Fianna Fáil communications spokesman Jack Chambers said the Government had failed to examine any alternatives.
"Fine Gael is trotting out the exact same trick that was pulled during the local elections. The people of rural Ireland were not fooled then, I don't believe that they will be now. People are interested in good-quality broadband, not contracts," he said.
Mr Chambers said that if Fianna Fáil was in government it would not sign the contract but he admitted that, once this happened, "there may be legal ramifications which could cost taxpayers even more to attempt to break it".
"We won't be making a commitment that we might be prevented from legally keeping," he added.
NBI will spend much of the first year setting up approximately 300 broadband connection points in towns and villages that do not currently have any access to high-speed internet.
This will involve providing broadband access in community hubs with workers able to hot-desk in local halls and community centres. However, the first private homes in rural Ireland will not be connected to the network until the second quarter of next year.
NBI is aiming to pass 133,000 premises by the end of 2021, with 70,000 to 100,000 passed each year thereafter until roll out is completed.
The ambitious plan involves taxpayers subsidising broadband at an average cost of €5,000 per house over 25 years.
The Government has promised to bring a fibre connection to every home and business.
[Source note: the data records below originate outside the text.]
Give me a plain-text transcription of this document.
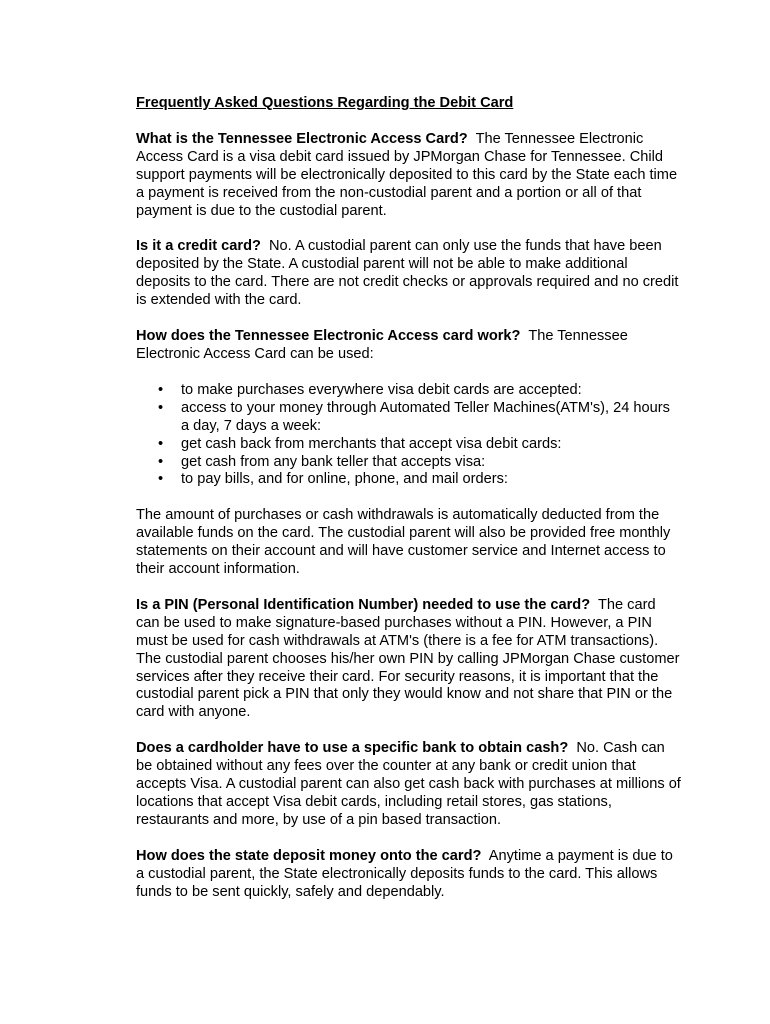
Frequently Asked Questions Regarding the Debit Card

What is the Tennessee Electronic Access Card? The Tennessee Electronic Access Card is a visa debit card issued by JPMorgan Chase for Tennessee. Child support payments will be electronically deposited to this card by the State each time a payment is received from the non-custodial parent and a portion or all of that payment is due to the custodial parent.

Is it a credit card? No. A custodial parent can only use the funds that have been deposited by the State. A custodial parent will not be able to make additional deposits to the card. There are not credit checks or approvals required and no credit is extended with the card.

How does the Tennessee Electronic Access card work? The Tennessee Electronic Access Card can be used:

• to make purchases everywhere visa debit cards are accepted:
• access to your money through Automated Teller Machines(ATM's), 24 hours a day, 7 days a week:
• get cash back from merchants that accept visa debit cards:
• get cash from any bank teller that accepts visa:
• to pay bills, and for online, phone, and mail orders:

The amount of purchases or cash withdrawals is automatically deducted from the available funds on the card. The custodial parent will also be provided free monthly statements on their account and will have customer service and Internet access to their account information.

Is a PIN (Personal Identification Number) needed to use the card? The card can be used to make signature-based purchases without a PIN. However, a PIN must be used for cash withdrawals at ATM's (there is a fee for ATM transactions). The custodial parent chooses his/her own PIN by calling JPMorgan Chase customer services after they receive their card. For security reasons, it is important that the custodial parent pick a PIN that only they would know and not share that PIN or the card with anyone.

Does a cardholder have to use a specific bank to obtain cash? No. Cash can be obtained without any fees over the counter at any bank or credit union that accepts Visa. A custodial parent can also get cash back with purchases at millions of locations that accept Visa debit cards, including retail stores, gas stations, restaurants and more, by use of a pin based transaction.

How does the state deposit money onto the card? Anytime a payment is due to a custodial parent, the State electronically deposits funds to the card. This allows funds to be sent quickly, safely and dependably.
But the plan has been beset by controversies. All but one bidder pulled out of the procurement process, leaving a consortium led by Granahan McCourt, which is headed by Irish-American businessman David McCourt, as the sole bidder for the contract.
The Department of Public Expenditure's secretary general Robert Watt warned earlier this year that proceeding with the plan represented an unprecedented risk to the State's finances.
Former communications minister Denis Naughten had to resign last October over his contacts with Mr McCourt. A review later found the interactions did not influence the tender process. Speaking to the Irish Independent, Mr Naughten said he was "thrilled" that the plan was proceeding. "If this doesn't go ahead now it will never happen," he said. "So I am relieved and thrilled for the opportunity it's going to provide to rural Ireland."